73
Security features
Packet filter
Packet filter uses ACLs to filter incoming or outgoing packets on interfaces, VLANs, or globally. An
interface permits packets that match permit statements to pass through, and denies packets that
match deny statements. The default action applies to packets that do not match any ACL rules.
IP source guard
Overview
IP source guard (IPSG) prevents spoofing attacks by using an IPSG binding table to match
legitimate packets. It drops all packets that do not match the table.
The IPSG binding table can include the following bindings:
•
IP-interface.
•
MAC-interface.
•
IP-MAC-interface.
•
IP-VLAN-interface.
•
MAC-VLAN-interface.
•
IP-MAC-VLAN-interface.
Interface-specific static IPv4SG bindings
Interface-specific static IPv4SG bindings are configured manually and take effect only on the
interface. They are suitable for scenarios where a few hosts exist on a LAN and their IP addresses
are manually configured. For example, you can configure a static IPv4SG binding on an interface
that connects to a server. This binding allows the interface to receive packets only from the server.

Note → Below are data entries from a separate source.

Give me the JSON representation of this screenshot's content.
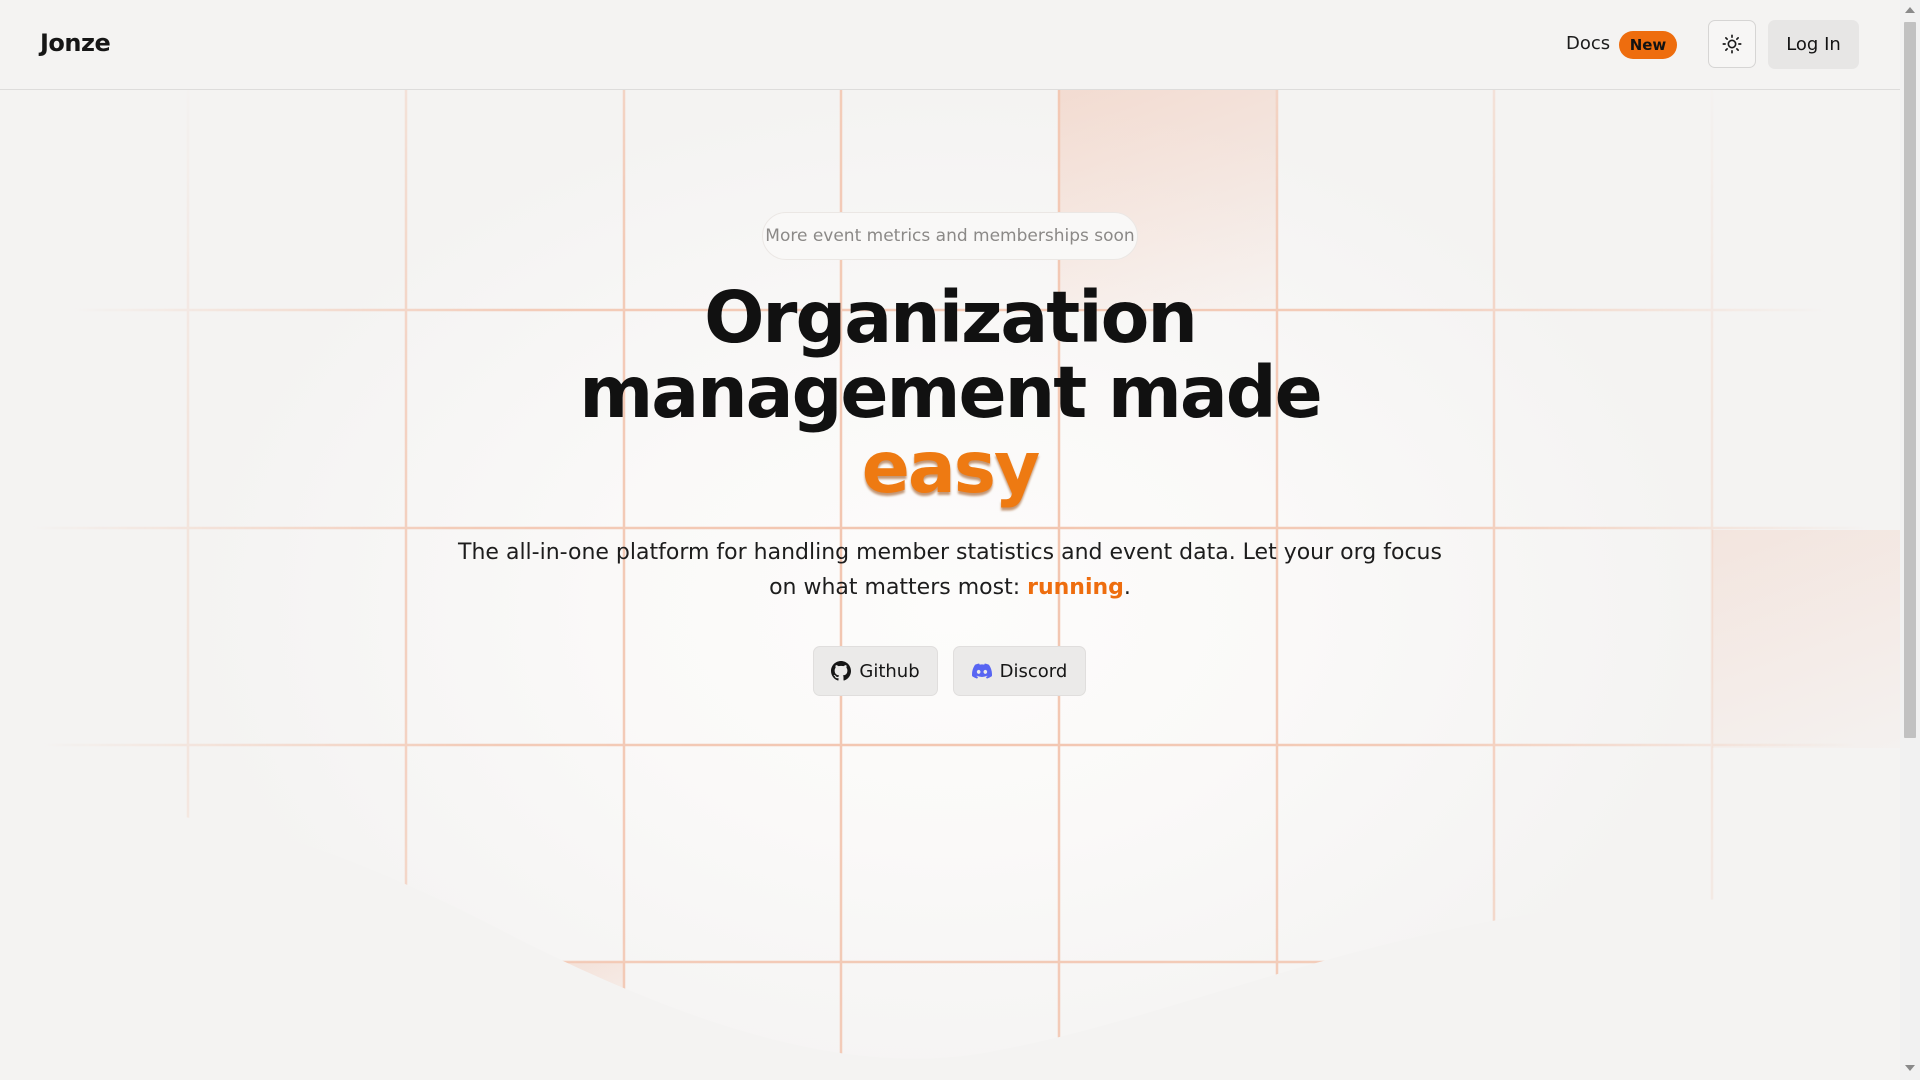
{
  "header": {
    "brand": "Jonze",
    "docs_label": "Docs",
    "docs_badge": "New",
    "theme_toggle_icon": "sun-icon",
    "login_label": "Log In"
  },
  "hero": {
    "announcement": "More event metrics and memberships soon",
    "headline_line1": "Organization",
    "headline_line2": "management made",
    "headline_accent": "easy",
    "subtext_line1": "The all-in-one platform for handling member statistics and event data. Let your org focus",
    "subtext_line2_prefix": "on what matters most: ",
    "subtext_accent": "running",
    "subtext_suffix": ".",
    "buttons": [
      {
        "label": "Github",
        "icon": "github-icon"
      },
      {
        "label": "Discord",
        "icon": "discord-icon"
      }
    ]
  },
  "colors": {
    "accent": "#ee6d0e",
    "background": "#f4f3f2",
    "grid_line": "#f2c4ae",
    "discord": "#5865f2"
  }
}
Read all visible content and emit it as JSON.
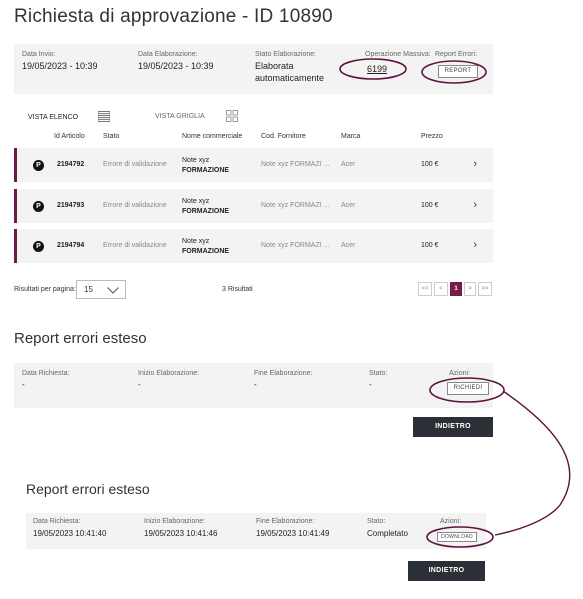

Static IPv4SG bindings on an interface implements the following functions:
•
Filter incoming IPv4 packets on the interface.
•
Cooperate with ARP detection for user validity checking.
You can configure the same static IPv4SG binding on different interfaces.
802.1X
802.1X is a port-based network access control protocol that controls network access by
authenticating the devices connected to 802.1X-enabled LAN ports.
802.1X architecture
802.1X includes the following entities:
•
Client
—A user terminal seeking access to the LAN. The terminal must have 802.1X software to
authenticate to the access device.
•
Access
device
—Authenticates the client to control access to the LAN. In a typical 802.1X
environment, the access device uses an authentication server to perform authentication.